If change is so necessary and so great, then why does it feel like death? We fear change, and we only surrender to change when we are finally ready to die to ourselves and be born anew from the flames.
Author and New Thought pioneer, H. Emilie Cady wrote in her classic Lessons in Truth, “Be assured, no matter what anyone else says to you or thinks, that the seeming failure does not mean loss of power. It means that you are to let go of the lesser in order that you may grasp the whole in which the lesser is included.”
According to the teachings of Shambhala Buddhism, it is very like sitting on a crowded beach, surrounded by the chatter and pollution of the world around you. Across the ocean, barely visible, is an untouched, uncharted shore — glistening and pristine. Eventually you get tired and frustrated with the pursuing, the abuse and the confusion, and will lean forward, walking into the water and swimming against the tide with all the strength you have — eventually reaching that faraway shore. When you sit on that undiscovered beach and stare across the water at where you came from, it is then that you have a better understanding of your old ways and the ways of those around you. And usually, we’ll ask ourselves, “What took me so long?

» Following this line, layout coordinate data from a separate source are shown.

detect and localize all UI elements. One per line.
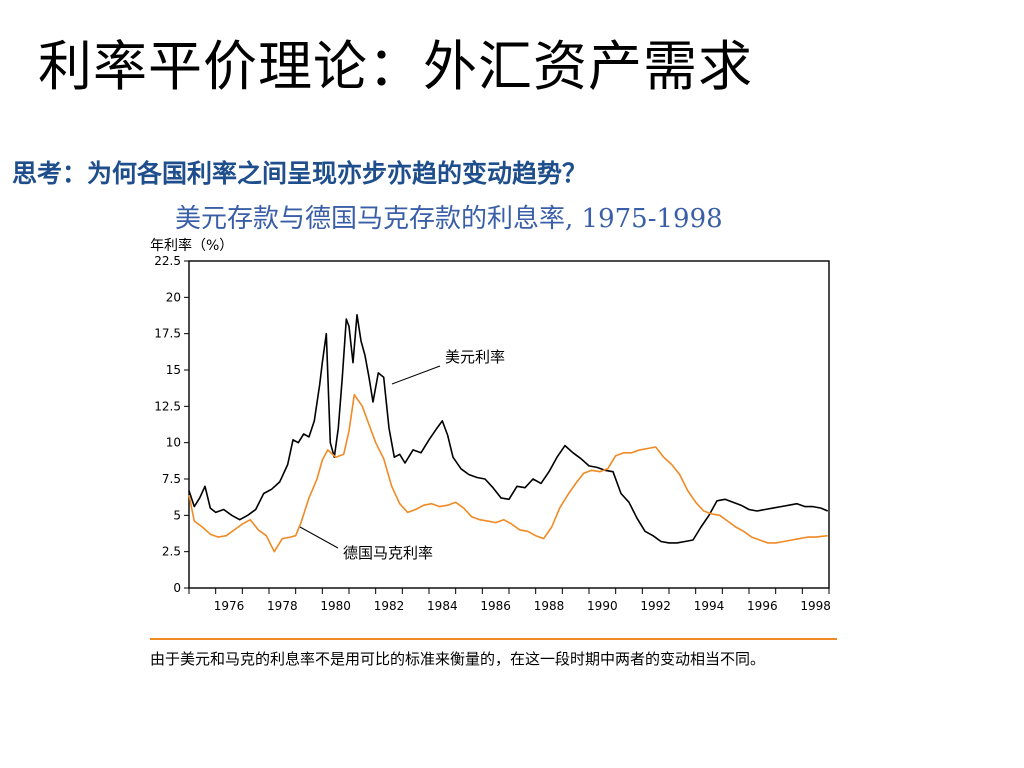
chart-series xyxy=(188,313,829,553)
dem-series-label: 德国马克利率 xyxy=(343,544,433,562)
chart-caption: 美元存款与德国马克存款的利息率, 1975-1998 xyxy=(175,204,723,234)
x-tick-label: 1976 xyxy=(214,599,245,613)
x-tick-label: 1982 xyxy=(374,599,405,613)
x-tick-label: 1996 xyxy=(747,599,778,613)
y-tick-label: 22.5 xyxy=(154,254,181,268)
x-tick-label: 1978 xyxy=(267,599,298,613)
y-tick-label: 10 xyxy=(166,436,181,450)
dem-rate-line xyxy=(188,393,828,553)
y-tick-label: 12.5 xyxy=(154,399,181,413)
usd-rate-line xyxy=(188,313,829,544)
y-axis-label: 年利率（%） xyxy=(150,237,233,254)
x-tick-label: 1984 xyxy=(427,599,458,613)
x-tick-label: 1986 xyxy=(480,599,511,613)
x-tick-label: 1988 xyxy=(534,599,565,613)
x-tick-label: 1990 xyxy=(587,599,618,613)
slide-title: 利率平价理论：外汇资产需求 xyxy=(38,35,753,98)
chart-note: 由于美元和马克的利息率不是用可比的标准来衡量的，在这一段时期中两者的变动相当不同… xyxy=(150,650,766,668)
y-tick-label: 17.5 xyxy=(154,327,181,341)
y-tick-label: 5 xyxy=(173,508,181,522)
usd-series-label: 美元利率 xyxy=(445,348,505,366)
dem-callout-line xyxy=(299,526,339,549)
x-tick-label: 1994 xyxy=(694,599,725,613)
plot-frame xyxy=(188,260,830,589)
y-tick-label: 2.5 xyxy=(162,545,181,559)
usd-callout-line xyxy=(391,365,441,385)
chart-axes: 年利率（%） xyxy=(150,237,830,589)
x-tick-label: 1980 xyxy=(320,599,351,613)
chart-ticks: 0 2.5 5 7.5 10 12.5 15 17.5 20 22.5 1976 1978 1980 19… xyxy=(154,254,831,613)
x-tick-label: 1992 xyxy=(640,599,671,613)
x-tick-label: 1998 xyxy=(800,599,831,613)
y-tick-label: 15 xyxy=(166,363,181,377)
note-divider xyxy=(150,638,837,640)
y-tick-label: 20 xyxy=(166,290,181,304)
y-tick-label: 7.5 xyxy=(162,472,181,486)
question-text: 思考：为何各国利率之间呈现亦步亦趋的变动趋势？ xyxy=(12,159,588,188)
y-tick-label: 0 xyxy=(173,581,181,595)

What was I waiting for?”
For those of us who are modeling the bodhisattva path, or the “Kingdom program” as put forth by Christ, we may make a few trips back across the water to bring our friends along with us to that new land. Sometimes we have to carry them on our backs, kicking and screaming. But eventually we set up shop in that new place — eventually we live there.
In the digital and information age, unfolding into a new stage is similar to receiving an update to our operating system. We all get these notifications (“Your update is ready to download and install”). We can choose to download this update immediately or wait until later. Even though the benefits of installing this new framework are clear — increased support, more functionality, even new languages — still, sometimes we wait. We wait until the basic functions for which the system was designed start to fail. We wait until our apps start to crash or our email becomes glitchy. We blame our tools, we blame those around us, and eventually, we get tired and frustrated, so we lean forward and take action. And it is when we finally install that new and more inclusive framework — when we put on the new avatar and start unplugging the outdated connections — that real change can begin. It is when we inhabit that new circuitry and intuit that new skin that we are able to access those higher forms of knowing and methods of understanding. We are able to explore a newly expanded consciousness, that allows room for newer and more detailed structures to be built. Exploring this vast new territory is an adventure — indeed, it is the game of life. And eventually, we set up shop there, eventually we live there, in that new place — that new consciousness — until it is time to move on.
We all go through this series of death-like changes. We are all afloat together on the sea of unfolding — and we are never alone. We count on each other by counting on the same guiding stars. And we unfold together like constellations in bloom.
May we all mindfully navigate the shadows and the depths on this journey, and may we all land safely at our long-awaited next former place.